Markets
(European) equity markets were captured in an outright risk-off mode yesterday, building on recent fear for destabilizing effects of an inflation uptick. European indices lost 1.50%/2.0%. The sell-off initially coincided with a further rise in yields, with both the German 10-y yield and the 10-y swap rate touching new cycle peaks respectively at -0.07% and 0.21%. Later, financial measures of inflation expectations (and commodities) gradually eased, slowing the rise in yields. The ECB warning on financial stability risks added to the idea that the debate on reducing the pace of emergency asset purchases probably will remain alive already at the upcoming policy meeting. A rise in real yields compensated for the setback in inflation expectations. At the end of the day, the German yield curve slightly bulls flattened with yields declining between -0.1bp (5-y) to 1.7 bp. Still, the uptrend (in yields) remains intact, despite the risk-off. US equities also opened with substantial losses but started a gradual intraday rebound to close with modest losses. The Minutes of the April Fed meeting showed that ‘A number of participants suggested that if the economy continued to make rapid progress toward the committee’s goals, it might be appropriate at some point in the upcoming meetings to begin discussing a plan for adjusting the pace of asset purchases. The headlines of the minutes reinforced the intraday trends of higher real yields and easing inflation expectations. Contrary to Europe this combination triggered a further rise in the US yields with the belly of the curve underperforming(5-yup 3.9 bp, 10-y +3.4 bp, 30-y + 0.9 bp). The 10-y real yield jumped 9 bp! The dollar initially profited only very modestly from the risk-off, but the jump in real US yields post-minutes finally helped the US currency to leave recent lows. EUR/USD closed at 1.2175. DXY index returned north of 90.00 (close to 90.19). EUR/GBP rose modestly (close 0.8625).

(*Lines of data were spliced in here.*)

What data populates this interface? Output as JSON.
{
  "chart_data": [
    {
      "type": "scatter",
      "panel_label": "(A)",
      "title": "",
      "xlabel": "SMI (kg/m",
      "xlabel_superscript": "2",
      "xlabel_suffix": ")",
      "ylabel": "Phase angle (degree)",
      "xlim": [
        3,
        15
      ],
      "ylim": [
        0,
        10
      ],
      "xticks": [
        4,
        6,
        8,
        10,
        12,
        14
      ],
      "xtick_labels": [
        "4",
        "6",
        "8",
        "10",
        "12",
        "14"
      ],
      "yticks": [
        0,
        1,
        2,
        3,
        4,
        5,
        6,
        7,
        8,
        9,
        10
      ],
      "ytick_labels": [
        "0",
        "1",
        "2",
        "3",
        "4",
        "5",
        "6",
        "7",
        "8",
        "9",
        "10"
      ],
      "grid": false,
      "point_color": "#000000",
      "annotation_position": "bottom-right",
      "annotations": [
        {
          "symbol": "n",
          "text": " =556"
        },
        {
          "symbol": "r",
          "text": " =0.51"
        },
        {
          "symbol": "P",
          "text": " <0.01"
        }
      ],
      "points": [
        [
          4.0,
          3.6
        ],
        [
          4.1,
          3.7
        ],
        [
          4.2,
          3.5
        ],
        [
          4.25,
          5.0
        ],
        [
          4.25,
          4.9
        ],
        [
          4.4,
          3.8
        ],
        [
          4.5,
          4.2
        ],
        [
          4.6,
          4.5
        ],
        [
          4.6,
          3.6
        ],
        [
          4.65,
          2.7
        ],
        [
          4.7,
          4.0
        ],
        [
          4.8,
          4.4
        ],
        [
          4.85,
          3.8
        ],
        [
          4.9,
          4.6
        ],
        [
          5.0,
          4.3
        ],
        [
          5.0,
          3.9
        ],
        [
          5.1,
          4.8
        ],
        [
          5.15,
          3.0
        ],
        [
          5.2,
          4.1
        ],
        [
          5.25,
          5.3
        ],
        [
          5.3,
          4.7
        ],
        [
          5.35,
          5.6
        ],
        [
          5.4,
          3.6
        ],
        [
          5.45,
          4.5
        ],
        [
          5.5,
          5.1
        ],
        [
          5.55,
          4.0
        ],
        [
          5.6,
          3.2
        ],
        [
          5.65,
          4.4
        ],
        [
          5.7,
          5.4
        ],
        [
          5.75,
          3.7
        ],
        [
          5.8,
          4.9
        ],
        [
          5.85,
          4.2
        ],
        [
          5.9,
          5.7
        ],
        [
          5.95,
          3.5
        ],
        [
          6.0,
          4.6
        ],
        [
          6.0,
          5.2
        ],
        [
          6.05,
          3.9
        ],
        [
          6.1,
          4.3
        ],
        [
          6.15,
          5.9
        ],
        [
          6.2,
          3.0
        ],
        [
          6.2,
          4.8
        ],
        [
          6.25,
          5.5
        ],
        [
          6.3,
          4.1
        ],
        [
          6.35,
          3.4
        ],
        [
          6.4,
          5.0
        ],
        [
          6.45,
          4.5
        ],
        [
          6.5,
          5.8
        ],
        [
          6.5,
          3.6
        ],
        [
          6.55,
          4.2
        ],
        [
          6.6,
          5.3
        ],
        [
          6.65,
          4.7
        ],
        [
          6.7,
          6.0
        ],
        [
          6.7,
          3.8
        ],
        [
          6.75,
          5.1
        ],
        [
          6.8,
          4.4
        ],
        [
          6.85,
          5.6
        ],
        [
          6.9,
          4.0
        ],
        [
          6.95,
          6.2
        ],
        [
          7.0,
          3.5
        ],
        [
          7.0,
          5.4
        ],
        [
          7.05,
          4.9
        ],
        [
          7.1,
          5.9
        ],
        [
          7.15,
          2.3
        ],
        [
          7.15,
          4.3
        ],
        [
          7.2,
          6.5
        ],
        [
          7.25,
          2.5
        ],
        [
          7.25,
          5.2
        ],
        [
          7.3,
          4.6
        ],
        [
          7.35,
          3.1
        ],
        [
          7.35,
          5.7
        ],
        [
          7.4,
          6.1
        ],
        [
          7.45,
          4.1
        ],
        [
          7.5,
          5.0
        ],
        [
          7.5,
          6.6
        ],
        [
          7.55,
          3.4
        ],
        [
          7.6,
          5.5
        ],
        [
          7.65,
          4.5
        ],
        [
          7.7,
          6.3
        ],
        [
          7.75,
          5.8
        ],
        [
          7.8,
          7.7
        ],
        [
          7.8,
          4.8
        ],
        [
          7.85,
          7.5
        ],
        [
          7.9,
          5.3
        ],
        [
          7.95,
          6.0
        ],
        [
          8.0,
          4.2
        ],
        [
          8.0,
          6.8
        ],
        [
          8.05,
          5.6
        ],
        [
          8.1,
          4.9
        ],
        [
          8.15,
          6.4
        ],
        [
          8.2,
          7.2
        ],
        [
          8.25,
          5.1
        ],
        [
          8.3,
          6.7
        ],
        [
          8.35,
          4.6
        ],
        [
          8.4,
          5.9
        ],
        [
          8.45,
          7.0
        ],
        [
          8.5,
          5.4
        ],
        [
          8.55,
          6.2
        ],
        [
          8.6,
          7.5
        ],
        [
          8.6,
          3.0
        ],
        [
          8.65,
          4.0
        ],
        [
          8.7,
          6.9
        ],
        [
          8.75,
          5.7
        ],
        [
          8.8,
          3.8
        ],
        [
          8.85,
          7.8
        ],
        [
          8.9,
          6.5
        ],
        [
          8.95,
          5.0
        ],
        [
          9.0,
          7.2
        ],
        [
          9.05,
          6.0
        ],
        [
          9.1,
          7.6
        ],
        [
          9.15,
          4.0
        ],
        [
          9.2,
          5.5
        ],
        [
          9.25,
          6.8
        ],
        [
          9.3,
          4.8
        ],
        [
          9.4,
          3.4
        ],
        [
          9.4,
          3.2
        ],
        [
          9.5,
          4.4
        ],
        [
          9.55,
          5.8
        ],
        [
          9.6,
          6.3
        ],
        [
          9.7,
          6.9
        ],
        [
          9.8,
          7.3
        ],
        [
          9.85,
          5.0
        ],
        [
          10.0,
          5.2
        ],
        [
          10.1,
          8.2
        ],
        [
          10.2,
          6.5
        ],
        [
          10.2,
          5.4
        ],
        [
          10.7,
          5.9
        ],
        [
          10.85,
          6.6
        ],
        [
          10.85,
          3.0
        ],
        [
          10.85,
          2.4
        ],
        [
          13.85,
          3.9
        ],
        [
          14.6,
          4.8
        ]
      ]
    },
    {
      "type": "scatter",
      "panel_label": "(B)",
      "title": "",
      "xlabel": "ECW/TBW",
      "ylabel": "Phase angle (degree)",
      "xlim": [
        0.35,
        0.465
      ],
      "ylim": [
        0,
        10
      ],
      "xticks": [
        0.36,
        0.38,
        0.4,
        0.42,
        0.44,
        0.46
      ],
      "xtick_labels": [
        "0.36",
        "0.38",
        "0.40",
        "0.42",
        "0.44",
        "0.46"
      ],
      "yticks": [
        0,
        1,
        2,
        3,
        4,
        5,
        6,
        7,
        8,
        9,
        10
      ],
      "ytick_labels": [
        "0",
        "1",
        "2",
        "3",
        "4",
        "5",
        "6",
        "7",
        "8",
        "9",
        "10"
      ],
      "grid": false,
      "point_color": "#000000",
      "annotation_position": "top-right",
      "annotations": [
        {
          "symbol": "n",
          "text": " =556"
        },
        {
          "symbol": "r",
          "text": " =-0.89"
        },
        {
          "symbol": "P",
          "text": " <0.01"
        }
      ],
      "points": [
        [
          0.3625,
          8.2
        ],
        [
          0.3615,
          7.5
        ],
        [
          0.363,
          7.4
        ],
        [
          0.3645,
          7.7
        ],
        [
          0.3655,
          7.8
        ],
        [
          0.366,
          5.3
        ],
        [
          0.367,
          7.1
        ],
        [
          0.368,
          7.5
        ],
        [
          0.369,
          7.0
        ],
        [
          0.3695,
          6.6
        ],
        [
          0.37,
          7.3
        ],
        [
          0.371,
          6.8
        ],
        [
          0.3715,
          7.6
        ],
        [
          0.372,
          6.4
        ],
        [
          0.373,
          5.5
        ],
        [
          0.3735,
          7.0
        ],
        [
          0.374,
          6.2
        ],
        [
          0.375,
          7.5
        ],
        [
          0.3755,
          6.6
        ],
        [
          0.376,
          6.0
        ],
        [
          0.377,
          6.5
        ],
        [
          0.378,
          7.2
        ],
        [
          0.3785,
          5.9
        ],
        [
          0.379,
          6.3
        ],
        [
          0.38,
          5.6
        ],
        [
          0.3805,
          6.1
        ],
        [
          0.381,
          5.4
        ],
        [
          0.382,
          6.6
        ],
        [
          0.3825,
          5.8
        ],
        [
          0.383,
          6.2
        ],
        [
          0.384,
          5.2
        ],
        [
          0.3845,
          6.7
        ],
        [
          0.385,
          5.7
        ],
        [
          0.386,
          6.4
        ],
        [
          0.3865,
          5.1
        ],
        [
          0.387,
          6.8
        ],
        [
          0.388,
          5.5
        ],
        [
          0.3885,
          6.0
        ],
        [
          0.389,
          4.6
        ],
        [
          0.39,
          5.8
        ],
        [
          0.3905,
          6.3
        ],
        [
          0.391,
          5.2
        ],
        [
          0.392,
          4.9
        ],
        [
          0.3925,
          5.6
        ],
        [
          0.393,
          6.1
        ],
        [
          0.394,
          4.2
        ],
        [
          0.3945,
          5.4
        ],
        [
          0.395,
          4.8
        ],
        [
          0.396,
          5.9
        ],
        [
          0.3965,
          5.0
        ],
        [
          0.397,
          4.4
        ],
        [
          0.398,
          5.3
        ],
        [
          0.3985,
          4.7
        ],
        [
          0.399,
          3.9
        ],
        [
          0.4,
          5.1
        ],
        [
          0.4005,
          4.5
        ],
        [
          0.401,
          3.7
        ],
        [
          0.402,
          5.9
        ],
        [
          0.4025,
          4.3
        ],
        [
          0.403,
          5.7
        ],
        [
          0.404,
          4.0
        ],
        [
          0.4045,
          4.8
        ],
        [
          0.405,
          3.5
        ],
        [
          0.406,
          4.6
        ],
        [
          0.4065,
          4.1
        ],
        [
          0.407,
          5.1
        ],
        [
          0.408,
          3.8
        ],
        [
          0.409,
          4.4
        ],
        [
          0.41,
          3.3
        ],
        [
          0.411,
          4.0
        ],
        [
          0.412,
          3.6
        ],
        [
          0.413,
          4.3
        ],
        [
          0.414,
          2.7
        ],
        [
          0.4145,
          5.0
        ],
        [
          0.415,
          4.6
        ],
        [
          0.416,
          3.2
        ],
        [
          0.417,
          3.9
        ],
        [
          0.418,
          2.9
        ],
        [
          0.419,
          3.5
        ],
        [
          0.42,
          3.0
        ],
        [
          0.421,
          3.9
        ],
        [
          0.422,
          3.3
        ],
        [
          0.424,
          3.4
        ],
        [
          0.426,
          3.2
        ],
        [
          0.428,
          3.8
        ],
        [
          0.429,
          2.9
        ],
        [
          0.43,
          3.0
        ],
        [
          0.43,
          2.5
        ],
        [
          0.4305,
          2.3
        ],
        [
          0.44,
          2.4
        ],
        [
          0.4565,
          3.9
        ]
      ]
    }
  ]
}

This morning, Asian equities show a mixed picture with Japan slightly outperforming. Japanese exports rose a stronger than expected 38% Y/Y. Imports also rose more than expected (12.8%), suggesting improving international conditions. The dollar struggles to extend yesterday’s rebound (DXY 90.13, EUR/USD 1.2180).
The eco calendar is thin today with the US jobless claims (expected to decline to 450k) and the Philly Fed business outlook probably only of intraday significance. On core bond markets, we’ll look out how yesterday’s balancing act between a rebound in real yields and softening inflation expectations will develop. At least for European interest rate markets, there is no indication that the uptrend will be reversed as markets look forward to the ECB June 10 meeting. Yesterday’s rise in US real yields bought the dollar some time, but we’re not convinced this will mark the start of a protracted USD comeback. On the euro-side, the catching-up narrative apparently also still works in the background. The 1.2245 resistance area remains within reach. A decline below 1.2050 would call an end to the EUR/USD upside momentum. This still looks quite far away.
News Headlines
Australian employment fell unexpectedly by 30.6k in April (+20k forecast). Details were slightly more encouraging as full-time jobs rose by 33.8k while part-time employment fell by 64.4k. Seasonal effects explain part of the disappointment with easter and school holidays. The Australian Bureau of Statistics suggested that the impact from the expiry of the temporary wage-subsidy stimulus was minimal. The unemployment rate fell from 5.7% to 5.5%, but probably for the wrong reason with the participation rate declining from 66.3% to 66%. Another data released showed Australian consumer inflation expectations rising from 3.2% to 3.5% in May. AUD/USD brushed off the data, trading near AUD/USD 0.7750.
US Secretary of State Blinken released a statement on Russian Nord Stream 2 gas pipeline after meeting with Russian FM Lavrov. Although a US State Department report concluded that the project is a sanctionable activity, the US administration decided to forego on such action. It demonstrates the government’s commitment to energy security in Europe, consistent with President Biden’s pledge to rebuild relationships with US allies and partners in Europe.